Secondly, we identify all possible game elements that a relevant to the core game. So when you think of infantry combat in a WW2 setting, what comes to mind? Obviously we can build on what we had in Call of Combat in this step. But we also want to broaden our horizons here, go beyond what we already had. Identifying the terrain and map elements as Erik was talking about is a part of that. The image at the bottom of this post is another such example of brainstorming on what could be added as it details some of the game components. Keep in mind it is just an early draft, but you can see there are many things on there that are new and were not in the previous game.
But the third step is actually most important. Thinking of new game elements is easy, what matters most is choosing what to implement! As Martin (our game designer) made very clear, you need to be able to 'kill your darlings'. You need to be able to scrap ideas if:
- They do not make the game more fun to play. Simply making the game more complex will not mean it will be more enjoyable to play!
- They are too hard to implement or balance properly.
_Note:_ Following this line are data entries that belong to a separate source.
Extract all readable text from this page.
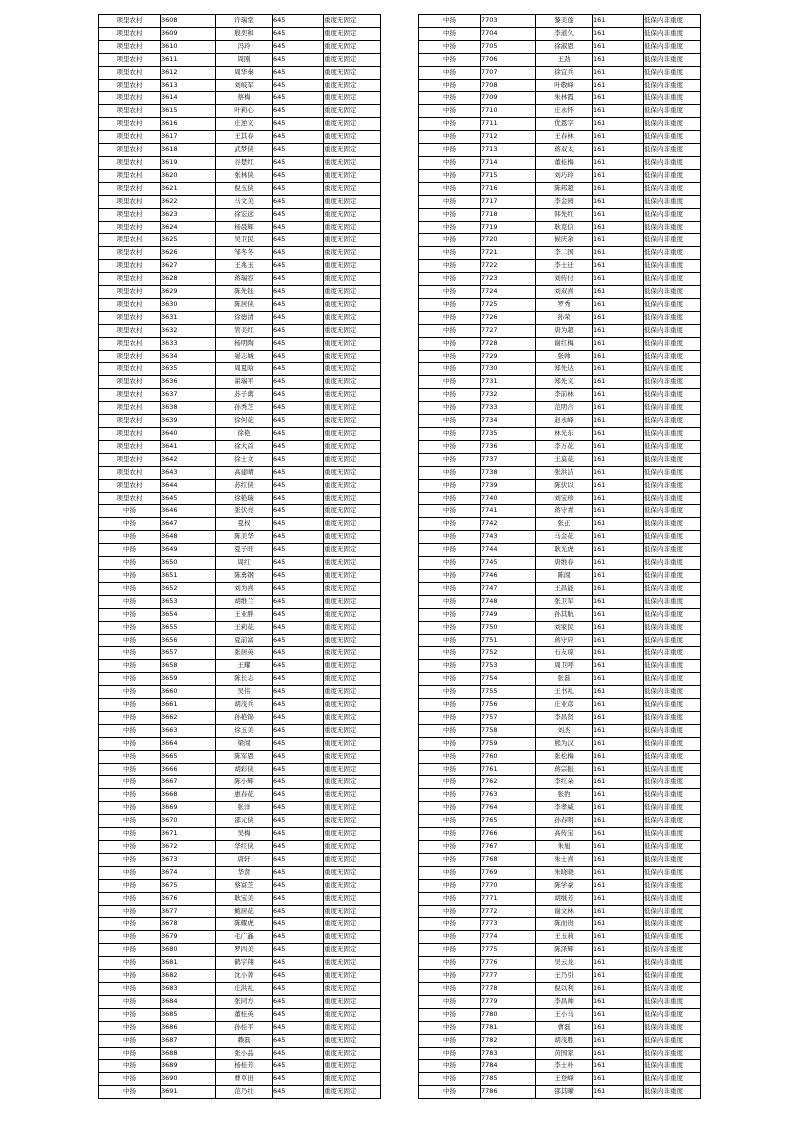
项里农村	3608	许瑞堂	645	重度无固定
项里农村	3609	殷奕和	645	重度无固定
项里农村	3610	冯玲	645	重度无固定
项里农村	3611	周刚	645	重度无固定
项里农村	3612	周华秦	645	重度无固定
项里农村	3613	刘岐军	645	重度无固定
项里农村	3614	蔡梅	645	重度无固定
项里农村	3615	叶莉心	645	重度无固定
项里农村	3616	庄逆义	645	重度无固定
项里农村	3617	王其春	645	重度无固定
项里农村	3618	武梦侠	645	重度无固定
项里农村	3619	谷楚红	645	重度无固定
项里农村	3620	张林侠	645	重度无固定
项里农村	3621	倪玉侠	645	重度无固定
项里农村	3622	马文美	645	重度无固定
项里农村	3623	徐宏远	645	重度无固定
项里农村	3624	杨晨辉	645	重度无固定
项里农村	3625	吴卫民	645	重度无固定
项里农村	3626	邹冬冬	645	重度无固定
项里农村	3627	王兆玉	645	重度无固定
项里农村	3628	蒋瑞容	645	重度无固定
项里农村	3629	陈先钰	645	重度无固定
项里农村	3630	陈居侠	645	重度无固定
项里农村	3631	徐德清	645	重度无固定
项里农村	3632	管美红	645	重度无固定
项里农村	3633	杨明陶	645	重度无固定
项里农村	3634	晏志城	645	重度无固定
项里农村	3635	周夏晗	645	重度无固定
项里农村	3636	翟瑞平	645	重度无固定
项里农村	3637	苏子禽	645	重度无固定
项里农村	3638	孙秀芝	645	重度无固定
项里农村	3639	徐何花	645	重度无固定
项里农村	3640	徐艳	645	重度无固定
项里农村	3641	徐大首	645	重度无固定
项里农村	3642	徐士文	645	重度无固定
项里农村	3643	高建晴	645	重度无固定
项里农村	3644	苏红侠	645	重度无固定
项里农村	3645	徐艳瑞	645	重度无固定
中扬	3646	张伏亮	645	重度无固定
中扬	3647	夏权	645	重度无固定
中扬	3648	陈美华	645	重度无固定
中扬	3649	夏子旺	645	重度无固定
中扬	3650	周红	645	重度无固定
中扬	3651	陈勇钢	645	重度无固定
中扬	3652	刘为喜	645	重度无固定
中扬	3653	胡维兰	645	重度无固定
中扬	3654	王业胖	645	重度无固定
中扬	3655	王莉花	645	重度无固定
中扬	3656	夏前富	645	重度无固定
中扬	3657	张居英	645	重度无固定
中扬	3658	王耀	645	重度无固定
中扬	3659	陈长志	645	重度无固定
中扬	3660	吴伟	645	重度无固定
中扬	3661	胡茂兵	645	重度无固定
中扬	3662	孙艳锦	645	重度无固定
中扬	3663	徐玉美	645	重度无固定
中扬	3664	梁闯	645	重度无固定
中扬	3665	陈军恩	645	重度无固定
中扬	3666	胡彩侠	645	重度无固定
中扬	3667	陈小辉	645	重度无固定
中扬	3668	惠春花	645	重度无固定
中扬	3669	张洋	645	重度无固定
中扬	3670	邵元侠	645	重度无固定
中扬	3671	吴梅	645	重度无固定
中扬	3672	华红侠	645	重度无固定
中扬	3673	唐轩	645	重度无固定
中扬	3674	华贤	645	重度无固定
中扬	3675	蔡富芝	645	重度无固定
中扬	3676	耿宝美	645	重度无固定
中扬	3677	鲍居花	645	重度无固定
中扬	3678	陈耀虎	645	重度无固定
中扬	3679	毛广鑫	645	重度无固定
中扬	3680	罗四美	645	重度无固定
中扬	3681	鹤宇翔	645	重度无固定
中扬	3682	沈小菁	645	重度无固定
中扬	3683	庄洪礼	645	重度无固定
中扬	3684	张同方	645	重度无固定
中扬	3685	董桂英	645	重度无固定
中扬	3686	孙桂平	645	重度无固定
中扬	3687	赖磊	645	重度无固定
中扬	3688	张小品	645	重度无固定
中扬	3689	杨桂芳	645	重度无固定
中扬	3690	曹草田	645	重度无固定
中扬	3691	范乃壮	645	重度无固定
中扬	7703	黎美莲	161	低保内非重度
中扬	7704	李道久	161	低保内非重度
中扬	7705	徐淑恩	161	低保内非重度
中扬	7706	王劲	161	低保内非重度
中扬	7707	徐宜兵	161	低保内非重度
中扬	7708	叶敬峰	161	低保内非重度
中扬	7709	朱林霞	161	低保内非重度
中扬	7710	庄永怀	161	低保内非重度
中扬	7711	优恩字	161	低保内非重度
中扬	7712	王春林	161	低保内非重度
中扬	7713	蒋双太	161	低保内非重度
中扬	7714	董桂梅	161	低保内非重度
中扬	7715	刘巧玲	161	低保内非重度
中扬	7716	陈邦超	161	低保内非重度
中扬	7717	李金园	161	低保内非重度
中扬	7718	韩先红	161	低保内非重度
中扬	7719	耿克信	161	低保内非重度
中扬	7720	候庆余	161	低保内非重度
中扬	7721	李二国	161	低保内非重度
中扬	7722	李士迁	161	低保内非重度
中扬	7723	刘传付	161	低保内非重度
中扬	7724	刘双喜	161	低保内非重度
中扬	7725	罗秀	161	低保内非重度
中扬	7726	孙荣	161	低保内非重度
中扬	7727	唐为超	161	低保内非重度
中扬	7728	谢红梅	161	低保内非重度
中扬	7729	张帅	161	低保内非重度
中扬	7730	郑先达	161	低保内非重度
中扬	7731	郑先义	161	低保内非重度
中扬	7732	李前林	161	低保内非重度
中扬	7733	范明合	161	低保内非重度
中扬	7734	赵永峰	161	低保内非重度
中扬	7735	林光东	161	低保内非重度
中扬	7736	李万花	161	低保内非重度
中扬	7737	王莫花	161	低保内非重度
中扬	7738	张洪洁	161	低保内非重度
中扬	7739	陈伏以	161	低保内非重度
中扬	7740	刘宝珍	161	低保内非重度
中扬	7741	蒋守青	161	低保内非重度
中扬	7742	张正	161	低保内非重度
中扬	7743	马金花	161	低保内非重度
中扬	7744	耿光虎	161	低保内非重度
中扬	7745	唐维春	161	低保内非重度
中扬	7746	陈闯	161	低保内非重度
中扬	7747	王昌能	161	低保内非重度
中扬	7748	张卫军	161	低保内非重度
中扬	7749	孙其航	161	低保内非重度
中扬	7750	刘家民	161	低保内非重度
中扬	7751	蒋守应	161	低保内非重度
中扬	7752	石友琼	161	低保内非重度
中扬	7753	周卫呼	161	低保内非重度
中扬	7754	张磊	161	低保内非重度
中扬	7755	王书礼	161	低保内非重度
中扬	7756	庄业彦	161	低保内非重度
中扬	7757	李昌贤	161	低保内非重度
中扬	7758	刘杰	161	低保内非重度
中扬	7759	熊为汉	161	低保内非重度
中扬	7760	张松梅	161	低保内非重度
中扬	7761	蒋宗振	161	低保内非重度
中扬	7762	李红朵	161	低保内非重度
中扬	7763	张豹	161	低保内非重度
中扬	7764	李孝威	161	低保内非重度
中扬	7765	孙春明	161	低保内非重度
中扬	7766	高传宝	161	低保内非重度
中扬	7767	朱旭	161	低保内非重度
中扬	7768	朱士喜	161	低保内非重度
中扬	7769	朱晓晓	161	低保内非重度
中扬	7770	陈学豪	161	低保内非重度
中扬	7771	胡继芳	161	低保内非重度
中扬	7772	谢文林	161	低保内非重度
中扬	7773	陈而贵	161	低保内非重度
中扬	7774	王玉莉	161	低保内非重度
中扬	7775	陈泽辉	161	低保内非重度
中扬	7776	吴云龙	161	低保内非重度
中扬	7777	王乃引	161	低保内非重度
中扬	7778	倪以利	161	低保内非重度
中扬	7779	李昌帅	161	低保内非重度
中扬	7780	王小马	161	低保内非重度
中扬	7781	曹磊	161	低保内非重度
中扬	7782	胡茂胜	161	低保内非重度
中扬	7783	黄国家	161	低保内非重度
中扬	7784	李士朴	161	低保内非重度
中扬	7785	王登峰	161	低保内非重度
中扬	7786	邵其曜	161	低保内非重度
You could have a brilliant idea, but if it takes a year to implement and test it might not be worth it!
As part of this step we will need to decide whether we want to completely scrap an idea or simply plan it for release at a later stage. These are the steps we are going through now. So we are coming up with ideas and we really want to hear yours as well, but rest assured, we will at a later stage be scrapping them if we don't believe they add to the game or are simply too difficult to implement! In the end what matters is the core game play and not all the bells and whistles!